L’anno scorso, l’ultimo giorno di scuola prima di Natale, la maestra elementare Marisa Franzengeli ha realizzato con i bambini un braccialetto durante una supplenza che è stato costruito come un rosario. Poi il 58enne ha recitato con loro il Rosario, un’Ave Maria e un Padre Nostro. Quando i genitori di due bambini si sono lamentati, l’insegnante si è scusato in una riunione genitori-insegnanti; Le attività religiose non sono consentite nelle scuole pubbliche in Italia.

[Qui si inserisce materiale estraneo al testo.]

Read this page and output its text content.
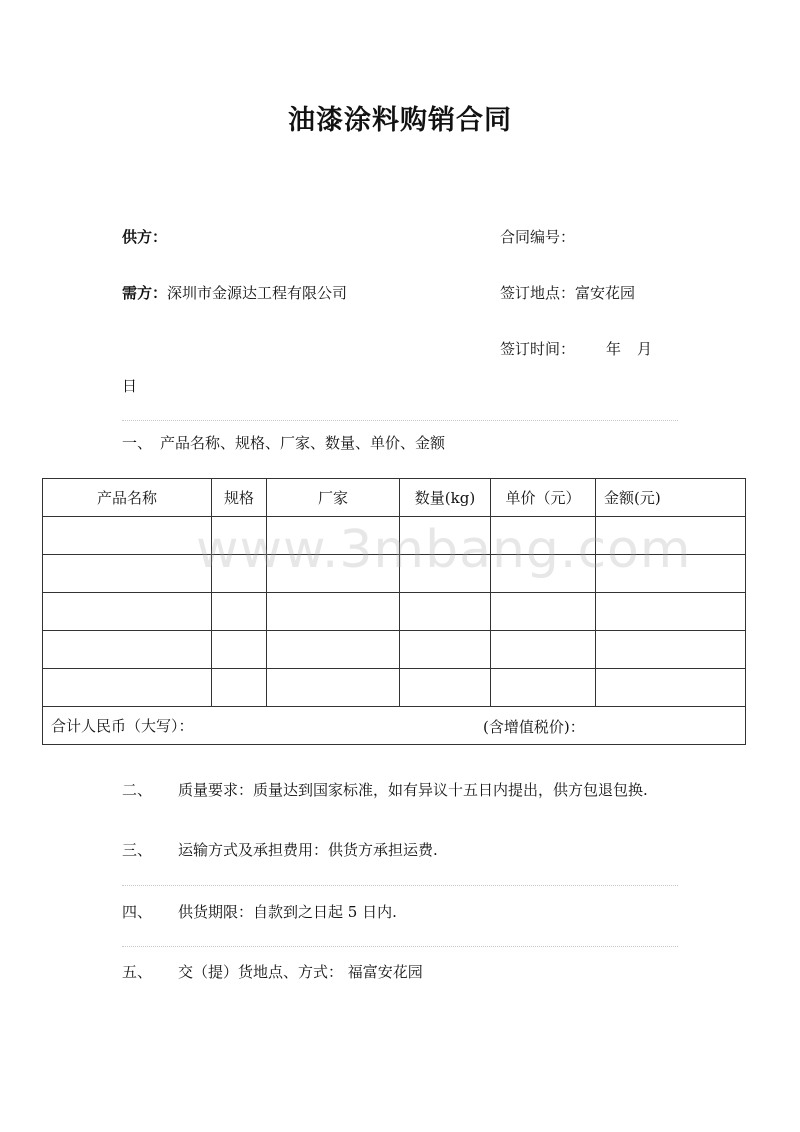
油漆涂料购销合同
供方：	合同编号：
需方：深圳市金源达工程有限公司	签订地点：富安花园
签订时间： 年 月
日
一、 产品名称、规格、厂家、数量、单价、金额
产品名称	规格	厂家	数量(kg)	单价（元）	金额(元)

合计人民币（大写）： (含增值税价)：					
www.3mbang.com
二、 质量要求：质量达到国家标准，如有异议十五日内提出，供方包退包换.
三、 运输方式及承担费用：供货方承担运费.
四、 供货期限：自款到之日起 5 日内.
五、 交（提）货地点、方式： 福富安花园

Partito populista di destra: una decisione folle

A metà marzo, l’amministrazione scolastica, in coordinamento con l’amministrazione scolastica provinciale, ha imposto una sospensione di 20 giorni e la riduzione dello stipendio come azione disciplinare nei confronti dell’insegnante. Quando era assente dalle lezioni per sospensione dal 27 marzo al 15 aprile, la questione è diventata pubblica. Prima i media locali e poi quelli nazionali si sono occupati del caso.

Matteo Salvini, capo del partito populista di destra della Lega, ha definito “folle” la decisione del consiglio scolastico. Franciselli, intanto, ha dichiarato nelle interviste di aver presentato ricorso legale contro la sanzione disciplinare.